Sunday 28 August
I get up early again on Sunday to talk to Mum, to test if I have the courage to tell her. Since my conversation with Ben, I can’t stop asking myself how badly do I want it? The answer still hasn’t arrived.
Ady is talking with Mum and Ady needs a little comfort, so I let her have that. I stand in the hallway, giving them time, listening to Mum explain how she and Dad are depending on me getting the scholarship because money is scarcer than it’s ever been. She says how proud they are, and how she doesn’t mean that I have to get the scholarship, that’s not what she means, they’ll find the money somehow, but it’ll be a huge load off their minds when I do.
Ady gives nothing away. She tells Mum about the intimidating nature of my braininess, and Mum laughs and admits she’s been intimidated by me since I was about two. ‘There’s a genius a few generations back on her father’s side, and I’m pretty sure that’s where it comes from.’
I want to go into the kitchen, sit next to Mum, and be that girl who had such firm and achievable ambitions, but I can’t. I want to go back to my bedroom and reply to Oliver and tell him that I’ve told my parents everything, but I can’t do that either. So I just stand here on the warm floor, in my bare feet, on a small island of sun, till it moves into shadow.

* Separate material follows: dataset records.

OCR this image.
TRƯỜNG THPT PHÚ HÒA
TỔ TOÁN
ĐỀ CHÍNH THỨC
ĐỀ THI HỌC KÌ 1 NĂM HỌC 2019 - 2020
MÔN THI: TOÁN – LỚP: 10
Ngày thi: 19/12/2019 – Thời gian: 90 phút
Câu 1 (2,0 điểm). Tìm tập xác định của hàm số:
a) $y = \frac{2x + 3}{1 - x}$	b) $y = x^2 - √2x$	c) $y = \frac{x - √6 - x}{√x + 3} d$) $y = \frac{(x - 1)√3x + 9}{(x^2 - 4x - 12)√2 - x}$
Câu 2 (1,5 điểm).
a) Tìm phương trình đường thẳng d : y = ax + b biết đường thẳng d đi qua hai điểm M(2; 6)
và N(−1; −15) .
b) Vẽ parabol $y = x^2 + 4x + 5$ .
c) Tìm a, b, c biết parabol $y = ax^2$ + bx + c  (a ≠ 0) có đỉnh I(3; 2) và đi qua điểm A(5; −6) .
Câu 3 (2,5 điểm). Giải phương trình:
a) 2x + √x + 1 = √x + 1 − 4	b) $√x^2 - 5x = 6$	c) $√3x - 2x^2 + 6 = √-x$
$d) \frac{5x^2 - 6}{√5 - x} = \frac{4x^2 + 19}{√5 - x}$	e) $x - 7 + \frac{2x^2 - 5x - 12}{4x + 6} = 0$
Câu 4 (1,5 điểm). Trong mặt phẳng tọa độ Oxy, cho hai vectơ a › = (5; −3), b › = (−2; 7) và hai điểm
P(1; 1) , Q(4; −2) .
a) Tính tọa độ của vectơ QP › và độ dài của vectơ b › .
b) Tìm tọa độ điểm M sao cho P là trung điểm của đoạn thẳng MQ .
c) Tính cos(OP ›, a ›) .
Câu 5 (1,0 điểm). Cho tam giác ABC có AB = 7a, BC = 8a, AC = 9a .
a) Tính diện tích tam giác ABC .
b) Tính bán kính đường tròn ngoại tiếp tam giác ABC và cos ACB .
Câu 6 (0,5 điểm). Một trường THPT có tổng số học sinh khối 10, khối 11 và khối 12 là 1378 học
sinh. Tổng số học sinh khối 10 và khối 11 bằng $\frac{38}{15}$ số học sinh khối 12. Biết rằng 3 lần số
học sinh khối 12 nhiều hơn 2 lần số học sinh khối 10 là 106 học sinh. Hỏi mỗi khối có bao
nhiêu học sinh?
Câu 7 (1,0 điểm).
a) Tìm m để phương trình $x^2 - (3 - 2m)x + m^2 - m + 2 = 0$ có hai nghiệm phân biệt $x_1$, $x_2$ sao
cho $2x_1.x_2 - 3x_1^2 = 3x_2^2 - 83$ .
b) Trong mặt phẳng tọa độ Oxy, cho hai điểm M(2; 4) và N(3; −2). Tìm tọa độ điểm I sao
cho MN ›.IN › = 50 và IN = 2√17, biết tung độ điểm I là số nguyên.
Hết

I hear my phone ringing from my room, and I run back to answer it before it wakes Clem.
‘So are you having fun?’ Iris asks, sounding so sick and lonely that I feel like I need to give her something. I tell her I wish she could have been here. ‘We’ve basically spent the time cheering up Ady. There’s bad stuff going on with her family. She might not even be able to come back to school.’
‘That sucks,’ Iris says after I’ve explained, and I’m reminded again why I like Iris. She’s harsh on the surface, but not underneath. In some ways, she’s not unlike Ady.
‘So we’ll be back soon,’ I say.
Later, lying with Clem and Ady near the river, after we’ve exhausted the subjects of Ben and Oliver and Max, I ask Clem about Iris and why they don’t get along.
‘We did a long time ago,’ Clem says. ‘We do still, actually, in some ways. It’s hard being a twin.’ She takes a piece of grass and splits it down the centre with her nail, then shows it to us, as if she can’t put into words what it’s like.